В середине декабря Ада и ее девушки начали готовиться к встрече Рождества 1904 года. Двадцатого к ним в гости из Питермарицбурга приехали Руфь и Буря, и частые отсутствия Шона в Лайон-Копе заметно добавили Майклу работы. В доме на Протеа-стрит царила атмосфера тайны. На долгие обсуждения в личных комнатах Ады Шона не допускали; здесь придумывали свадебное платье, но это была не единственная тайна.
Было еще что-то, отчего все молодые женщины то и дело хихикали и находились в состоянии постоянного возбуждения. Подсматривая и подслушивая, Шон понял, что это как-то связано с рождественским подарком от Руфи. Но у Шона были другие заботы, и главная из них – жестокое соперничество за внимание мисс Бури Фридман. Оружием было огромное количество сластей, которые доставались Буре без ведома Руфи. Пони остался в Питермарицбурге, и Шону ценой умаленного достоинства и пятен травы на коленях приходилось заменять его. А в качестве награды он ежедневно получал приглашение выпить чаю с Бурей и ее куклами.
Любимая кукла Бури была сделана в виде девочки с настоящими волосами и большим, безжизненным фарфоровым лицом.
Буря горько плакала, когда нашла эту куклу с разбитой на мелкие кусочки головой. С помощью Шона она похоронила куклу на заднем дворе Ады, а потом они оборвали в саду все цветы ей на могилу. Дирк мрачно наблюдал за похоронами. Буря полностью примирилась с потерей и так наслаждалась церемонией, что Шону пришлось выкопать куклу и начать все сначала.
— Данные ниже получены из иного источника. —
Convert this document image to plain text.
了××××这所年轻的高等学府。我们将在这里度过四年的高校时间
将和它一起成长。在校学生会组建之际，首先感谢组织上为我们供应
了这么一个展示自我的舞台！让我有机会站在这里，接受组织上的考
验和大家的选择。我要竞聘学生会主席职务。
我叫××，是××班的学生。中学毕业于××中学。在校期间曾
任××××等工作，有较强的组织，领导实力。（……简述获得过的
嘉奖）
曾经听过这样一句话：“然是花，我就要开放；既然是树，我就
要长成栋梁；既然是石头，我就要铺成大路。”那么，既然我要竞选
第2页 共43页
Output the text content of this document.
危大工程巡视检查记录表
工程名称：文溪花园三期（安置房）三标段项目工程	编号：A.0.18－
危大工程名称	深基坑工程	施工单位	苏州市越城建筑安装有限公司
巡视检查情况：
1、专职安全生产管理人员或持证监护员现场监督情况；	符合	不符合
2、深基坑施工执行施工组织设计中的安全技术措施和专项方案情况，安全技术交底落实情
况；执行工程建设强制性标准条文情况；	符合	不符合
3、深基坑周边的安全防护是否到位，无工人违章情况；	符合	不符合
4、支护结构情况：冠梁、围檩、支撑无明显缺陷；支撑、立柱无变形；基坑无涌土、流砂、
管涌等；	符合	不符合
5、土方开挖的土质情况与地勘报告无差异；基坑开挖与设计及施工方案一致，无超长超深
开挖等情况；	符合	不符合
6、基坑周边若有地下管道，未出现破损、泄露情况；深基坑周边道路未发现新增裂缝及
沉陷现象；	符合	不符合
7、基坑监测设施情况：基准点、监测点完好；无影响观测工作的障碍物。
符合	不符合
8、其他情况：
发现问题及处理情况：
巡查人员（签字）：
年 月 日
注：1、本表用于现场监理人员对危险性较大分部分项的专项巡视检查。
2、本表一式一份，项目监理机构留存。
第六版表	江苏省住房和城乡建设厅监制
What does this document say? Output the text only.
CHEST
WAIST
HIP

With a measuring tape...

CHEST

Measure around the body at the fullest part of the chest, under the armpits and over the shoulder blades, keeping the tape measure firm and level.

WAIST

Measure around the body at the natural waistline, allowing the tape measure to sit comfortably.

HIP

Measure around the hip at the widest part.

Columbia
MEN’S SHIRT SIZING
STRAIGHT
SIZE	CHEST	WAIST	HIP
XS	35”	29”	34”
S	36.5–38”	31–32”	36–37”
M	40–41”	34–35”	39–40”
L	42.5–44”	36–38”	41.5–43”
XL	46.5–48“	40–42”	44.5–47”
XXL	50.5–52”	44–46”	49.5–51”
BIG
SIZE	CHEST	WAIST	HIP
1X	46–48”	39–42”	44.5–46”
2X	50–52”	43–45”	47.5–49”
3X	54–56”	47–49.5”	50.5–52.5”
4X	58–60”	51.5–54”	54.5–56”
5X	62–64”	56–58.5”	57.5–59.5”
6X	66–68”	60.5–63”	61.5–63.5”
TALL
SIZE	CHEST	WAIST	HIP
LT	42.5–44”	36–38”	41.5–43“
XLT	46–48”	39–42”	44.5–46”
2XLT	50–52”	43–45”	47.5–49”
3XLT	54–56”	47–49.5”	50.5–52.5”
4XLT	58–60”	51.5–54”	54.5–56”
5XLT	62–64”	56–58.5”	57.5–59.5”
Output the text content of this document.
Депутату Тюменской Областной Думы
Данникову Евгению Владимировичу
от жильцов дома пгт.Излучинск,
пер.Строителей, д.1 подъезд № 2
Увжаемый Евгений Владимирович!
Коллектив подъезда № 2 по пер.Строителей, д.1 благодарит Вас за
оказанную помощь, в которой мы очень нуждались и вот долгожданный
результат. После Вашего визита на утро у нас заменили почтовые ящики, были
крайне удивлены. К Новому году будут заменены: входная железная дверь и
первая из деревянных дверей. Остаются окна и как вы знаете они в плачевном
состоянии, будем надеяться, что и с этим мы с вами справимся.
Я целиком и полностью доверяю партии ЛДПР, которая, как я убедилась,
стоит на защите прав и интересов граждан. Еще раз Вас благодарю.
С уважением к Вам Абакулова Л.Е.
Куклу хоронили четыре раза, а по саду Ады словно прошлась туча саранчи.
Глава 73
Рождество для Шона началось рано. Они с Майклом присматривали за забоем десяти больших быков для рабочих-зулусов, потом распределяли плату и подарки. Каждому мужчине – штаны и куртку цвета хаки, каждой из их жен – по две горсти цветных бус. Было много пения и смеха. Мбежане, по такому случаю вставший с постели, произнес речь глубокого драматического содержания. Неспособный прыгать на своих еще неполностью заживших ногах, он потрясал копьями и выкрикивал вопросы:
– Бил ли он вас?
– Ай-бхо! – хором звучал отрицательный ответ.
– Кормил ли он вас?
– Ихе-бхо! – Взрывное утверждение.
– Есть ли золото в ваших карманах?
– Ихе-бхо!
– Он ваш отец?
– Он наш отец!
Не следует все это воспринимать буквально, улыбался Шон. Он вышел вперед, чтобы получить большой глиняный сосуд с просяным пивом, который поднесла ему старшая жена Мбежане. Делом чести было осушить этот сосуд, не отрывая губ от края, и Шон, а потом и Майкл такой подвиг совершили. Потом они поднялись в поджидавшую их коляску, Мбежане взял вожжи – Дирк сидел с ним рядом – и отвез их в Ледибург.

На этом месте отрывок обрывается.